La mia fedele compagna

La mia fedele compagna
La vita non è un cammino semplice e lineare lungo il quale possiamo procedere liberamente e senza intoppi, ma piuttosto un intricato labirinto, attraverso il quale dobbiamo trovare la nostra strada, spesso smarriti e confusi, talvolta imprigionati in un vicolo cieco.

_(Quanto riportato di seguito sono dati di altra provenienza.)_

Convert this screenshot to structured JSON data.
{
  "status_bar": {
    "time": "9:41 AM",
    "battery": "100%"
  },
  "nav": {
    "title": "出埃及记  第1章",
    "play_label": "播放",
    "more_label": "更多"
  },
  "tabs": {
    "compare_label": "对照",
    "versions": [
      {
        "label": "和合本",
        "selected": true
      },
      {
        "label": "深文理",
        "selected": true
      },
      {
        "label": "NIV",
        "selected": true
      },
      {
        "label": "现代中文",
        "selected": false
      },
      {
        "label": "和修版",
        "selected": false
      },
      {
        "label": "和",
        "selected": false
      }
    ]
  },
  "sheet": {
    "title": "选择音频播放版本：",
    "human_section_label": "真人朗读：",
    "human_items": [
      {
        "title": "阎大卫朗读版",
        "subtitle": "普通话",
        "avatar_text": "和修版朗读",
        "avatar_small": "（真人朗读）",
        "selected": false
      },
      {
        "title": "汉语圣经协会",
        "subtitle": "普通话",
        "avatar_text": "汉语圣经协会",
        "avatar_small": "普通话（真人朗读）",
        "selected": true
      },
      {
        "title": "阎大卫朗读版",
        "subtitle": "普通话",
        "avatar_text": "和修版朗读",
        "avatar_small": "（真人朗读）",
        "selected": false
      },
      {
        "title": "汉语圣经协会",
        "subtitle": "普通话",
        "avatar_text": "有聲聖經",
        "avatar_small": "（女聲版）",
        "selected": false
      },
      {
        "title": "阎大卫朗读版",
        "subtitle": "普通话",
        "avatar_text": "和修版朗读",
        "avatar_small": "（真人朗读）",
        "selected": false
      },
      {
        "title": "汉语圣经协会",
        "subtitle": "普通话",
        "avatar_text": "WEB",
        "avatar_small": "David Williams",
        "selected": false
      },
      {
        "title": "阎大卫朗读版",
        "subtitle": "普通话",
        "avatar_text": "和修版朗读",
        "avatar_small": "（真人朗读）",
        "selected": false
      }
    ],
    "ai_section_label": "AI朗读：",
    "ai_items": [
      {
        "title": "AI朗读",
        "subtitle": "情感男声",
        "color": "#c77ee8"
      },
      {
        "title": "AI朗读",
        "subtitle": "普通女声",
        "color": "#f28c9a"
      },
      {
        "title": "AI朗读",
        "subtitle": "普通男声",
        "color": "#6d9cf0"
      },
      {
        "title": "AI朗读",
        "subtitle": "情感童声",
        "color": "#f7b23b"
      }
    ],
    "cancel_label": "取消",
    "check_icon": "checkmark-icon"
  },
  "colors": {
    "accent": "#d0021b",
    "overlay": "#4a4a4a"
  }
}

Ma sempre, se abbiamo fede, si aprirà una porta forse non quella che ci saremmo aspettati, ma certamente quella che alla fine si rivelerà la migliore per noi (A. Cronin)

martedì 5 gennaio 2010

La Befana vien de note

La Befana vien de note con le scarpe tute rote col vestito alla romana, viva viva la Befana!

L'ultima festa che tutte le altre spazza via con la sua scopa magica, mi fa ricordare il passato, la mia fanciullezza, quando ancora il consumismo non dilagava.

La Befana a Trieste non era molto festeggiata, più della Befana e dello stesso Natale, la tradizione locale vedeva San Nicolò di Bari 6 dicembre quale maggior festeggiato e portatore di doni aprendo il mese delle festività.
La tradizione voleva che San Nicolò portasse i giocattoli, Bambin Gesù i vestiti (non era ancora molto in voga la moda di Babbo Natale, che prese piede negli anni sessanta) e la Befana i dolciumi! Se i bambini erano stati cattivi, trovavano carbone, dolce, ma sempre carbone! Chi invece era stato buono si trovava la calza appesa piena di dolciumi: piccoli mandorlati, cioccolatini, frutta secca e mandarini!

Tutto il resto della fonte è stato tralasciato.